İşte bu her bir yeni etkileşimle (örneğin gözlemle) dallanıp budaklanan kuantum evrenler yaklaşımına Çoklu Evren Yorumu adı verilmektedir.

Çoklu Evrenler Yorumu’nun Etkileri

Bu yorum şu anda genel geçer olarak kabul edilen bir yorum değildir. Ancak bu yaklaşım, Kopenhag Yorumu’nda karşımıza çıkan birçok problemi tek başına çözmeyi başarmaktadır. Elbette, hakkında birçok eleştiri de bulunmaktadır. Örneğin bazı fizikçiler, bu yorumun tanımladığı olguların belirsiz olduğunu ileri sürmektedirler. Kimisi ise Kopenhag Yorumu’nu terk etmemiz için herhangi bir neden görmemektedirler; yani o yorumdaki sorunları “sorun” olarak görmemektedirler. Bazı diğer fizikçiler ise, bazı diğer yorumlar üzerinde çalışmalarını sürdürmektedirler.
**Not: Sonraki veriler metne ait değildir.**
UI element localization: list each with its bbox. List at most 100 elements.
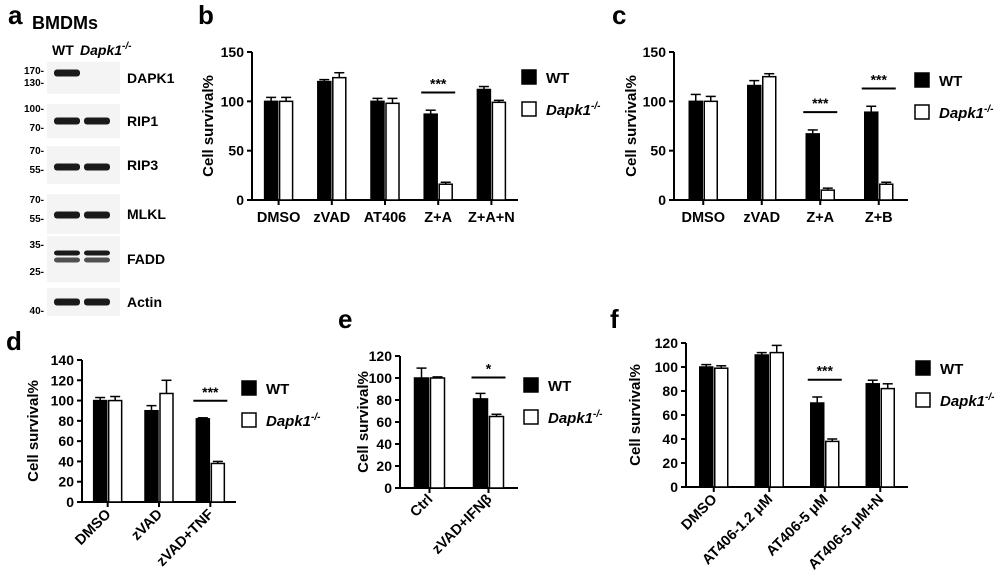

Ancak ÇE Yorumu’nun en önemli unsurlarından birisi, Kopenhag Yorumu’ndan uzaklaşmayı fazlasıyla kolay kılmasıdır. Çünkü bu söz konusu “olası evrenler”in hepsini bünyesinde barındıran hayali uzaya Hilbert Uzayı adını veriyoruz. Yani bu uzay içinde, Evren’in başından sonuna kadar oluşabilecek bütün evrenler ve bütün olasılıklar vardır. İki yorum arasındaki geçişi kolaylaştıran unsur şudur: Kopenhag Yorumu’nda Hilbert Uzayı ne kadar genişse, ÇE Yorumu’nda da Hilbert Uzayı o kadar geniştir. Kopenhag Yorumu, gözlem sonucunda evrenlerden birinin “yok olduğunu” iddia eder; işte “fonksiyon çökmesi” denen budur. ÇE Yorumu ise gözlemler sırasında yeni evrenlerin oluştuğunu iddia eder. İşte “uyumsuzlaşma” budur.
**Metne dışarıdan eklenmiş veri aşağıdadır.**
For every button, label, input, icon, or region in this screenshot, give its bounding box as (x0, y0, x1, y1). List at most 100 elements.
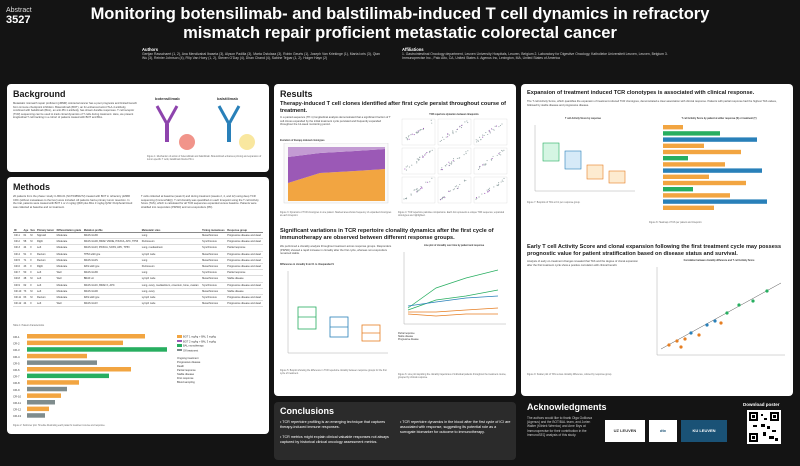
swimmer-legend-item: Death (177, 365, 184, 368)
correlation-figure: Correlation between clonality difference… (649, 260, 789, 370)
scatter-point (467, 150, 469, 152)
scatter-point (418, 159, 420, 161)
table-cell: Progressive disease and dead (226, 263, 263, 271)
table-header: Mutation profile (82, 229, 141, 233)
scatter-point (429, 152, 431, 154)
swimmer-legend-item: Ongoing treatment (177, 357, 199, 360)
table-cell: Metachronous (201, 232, 227, 240)
table-cell: F (29, 300, 37, 308)
correlation-point (705, 323, 709, 327)
table-cell: 58 (22, 238, 30, 246)
swimmer-patient-label: CR-9 (13, 388, 20, 392)
scatter-point (442, 136, 444, 138)
methods-text-left: 20 patients from the phase I study C-800… (13, 195, 133, 209)
antibody-illustration (155, 105, 255, 150)
scatter-point (479, 167, 481, 169)
dtx-logo: dtx (649, 420, 677, 442)
table-cell: Rectum (36, 257, 56, 264)
scatter-point (452, 160, 454, 162)
tas-bar (663, 193, 730, 198)
ku-leuven-logo: KU LEUVEN (681, 420, 727, 442)
scatter-point (406, 197, 408, 199)
figure-title: Line plot of clonality over time by pati… (423, 245, 485, 247)
table-cell: Left (36, 275, 56, 283)
table-cell: Lung (140, 232, 202, 240)
scatter-point (488, 187, 490, 189)
table-cell: CR-9 (13, 282, 23, 289)
stacked-area-chart (283, 142, 389, 204)
table-cell: Metachronous (201, 275, 227, 283)
download-label: Download poster (743, 402, 780, 407)
figure-3-caption: Figure 3: Dynamics of TCR clonotypes in … (280, 212, 392, 217)
table-cell: Right (36, 263, 56, 271)
patient-table: ID Age Sex Primary tumor Differentiation… (13, 229, 263, 308)
scatter-point (443, 196, 445, 198)
scatter-point (484, 164, 486, 166)
table-cell: Progressive disease and dead (226, 232, 263, 240)
scatter-point (498, 126, 500, 128)
background-figure-caption: Figure 1: Mechanism of action of botensi… (147, 156, 262, 161)
figure-7-caption: Figure 7: Boxplots of TAS at C1 per resp… (527, 202, 581, 204)
botensilimab-label: botensilimab (155, 96, 180, 101)
scatter-point (416, 161, 418, 163)
table-cell: Stable disease (226, 288, 263, 295)
scatter-point (495, 125, 498, 127)
table-cell: Lymph node (140, 275, 202, 283)
methods-text-right: T cells collected at baseline (week 0) a… (141, 195, 259, 209)
methods-heading: Methods (13, 182, 50, 192)
scatter-point (416, 158, 418, 160)
abstract-label: Abstract (6, 7, 32, 14)
scatter-point (406, 165, 409, 167)
scatter-point (466, 120, 468, 122)
table-row: CR-4 51 F Rectum Moderate TP53 wild type Lymph… (13, 251, 263, 258)
scatter-point (445, 136, 447, 138)
scatter-grid (401, 118, 508, 204)
table-cell: Well (55, 300, 83, 308)
table-cell: Moderate (55, 244, 83, 252)
clonality-lineplot-figure: Line plot of clonality over time by pati… (398, 245, 510, 365)
table-cell: 44 (22, 244, 30, 252)
legend-swatch (177, 335, 182, 338)
scatter-point (451, 161, 453, 163)
scatter-point (459, 183, 461, 186)
swimmer-legend-item: BAL monotherapy (177, 344, 265, 349)
scatter-point (492, 155, 494, 157)
swimmer-bar (27, 347, 167, 352)
scatter-point (415, 189, 418, 191)
table-cell: M (29, 238, 37, 246)
scatter-point (452, 158, 455, 160)
table-cell: Peritoneum (140, 238, 202, 246)
results-panel: Results Therapy-induced T cell clones id… (274, 84, 516, 396)
conclusion-item: • TCR metrics might explain clinical val… (280, 435, 389, 444)
scatter-point (457, 186, 459, 188)
scatter-point (421, 155, 423, 157)
clonotype-evolution-figure: Evolution of therapy-induced clonotypes (280, 140, 392, 210)
scatter-point (482, 136, 484, 138)
qr-code-icon[interactable] (747, 410, 781, 444)
scatter-point (465, 179, 467, 182)
scatter-point (452, 133, 454, 135)
scatter-point (494, 125, 496, 127)
scatter-point (498, 153, 500, 155)
authors-heading: Authors (142, 47, 159, 52)
table-cell: Metachronous (201, 300, 227, 308)
tas-bar (663, 143, 704, 148)
scatter-point (447, 133, 449, 135)
table-cell: 63 (22, 294, 30, 302)
table-cell: BRAF wt (82, 275, 141, 283)
table-cell: Progressive disease and dead (226, 282, 263, 289)
table-row: CR-8 48 M Left Well BRAF wt Lymph node Metachro… (13, 275, 263, 283)
scatter-point (489, 132, 491, 134)
scatter-point (413, 134, 415, 136)
table-cell: Lung (140, 269, 202, 277)
table-cell: RAS wild type (82, 294, 141, 302)
background-text: Metastatic mismatch repair proficient (p… (13, 102, 137, 120)
scatter-point (422, 127, 425, 129)
scatter-point (455, 185, 458, 187)
table-header: Age (22, 229, 30, 233)
correlation-point (689, 331, 693, 335)
tas-bar (663, 174, 709, 179)
table-cell: 50 (22, 269, 30, 277)
swimmer-bar (27, 353, 87, 359)
table-cell: KRAS G12D (82, 288, 141, 295)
Daha önemlisi, bu yorumu kullanarak, Görelilik Teorisi ile Kuantum Teorisi’ni birleştirmek mümkün olabilir! Bunu yapmak için, Evren’deki uzunluk kavramını uzay-zaman çerçevesindeki bir mesafe olarak değil de, kuantum bir uzay içindeki dolanıklık ilişkileri ile tanımlamak gerekmektedir. Birbirine daha “yakın” dediğimiz cisimler, birbiriyle “daha dolanık” olan cisimlerdir. Bunu yaparak matematiği gözden geçirdiğimizde, kütleçekiminin, hatta Evren’in kendisinin bu “dolanıklık uzayı” içinden yaratılabileceğini görmek mümkündür.
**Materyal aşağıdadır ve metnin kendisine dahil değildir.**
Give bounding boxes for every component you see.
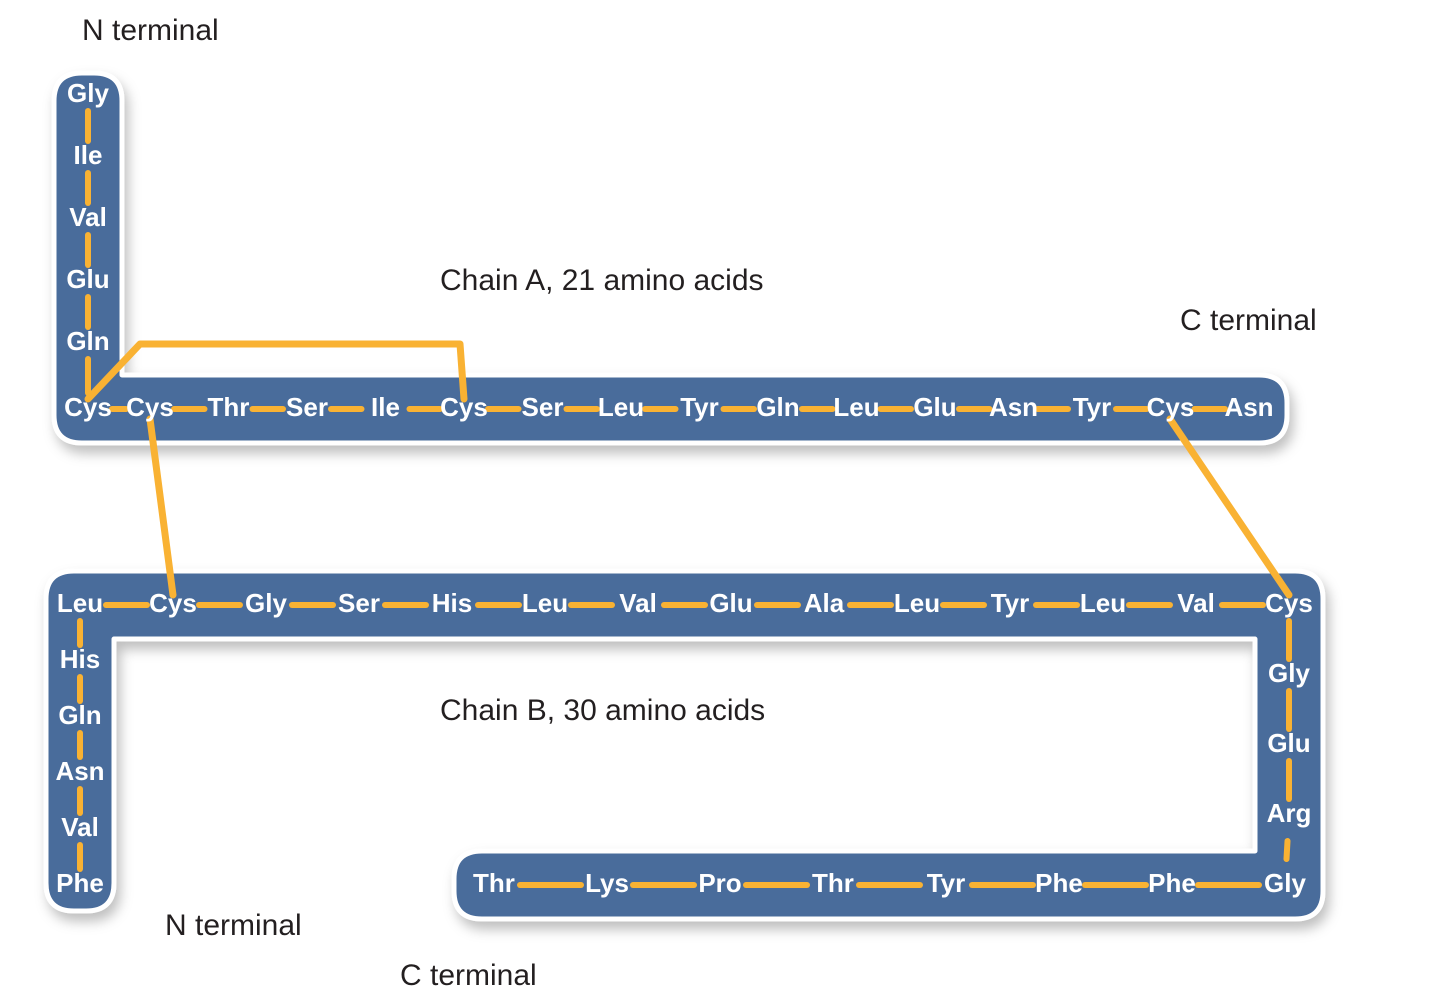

Bu, en nihayetinde Kuantum Fiziği çerçevesinde yaptığımız gözlemlere yönelik bir yorumdur; dolayısıyla nihai cevap olarak almak mümkün değildir. Ancak ÇE Yorumu’nun avantajlarını ve fiziğe katabileceği perspektifi anlamak, Evren’in sırlarını çözmeye bir adım daha yaklaşmamızı mümkün kılabilir. En azından, alışılagelmiş Kopenhag Yorumu’nun sıkıntılarını görüp, buna alternatifler veya çözümler aramak gerekmektedir.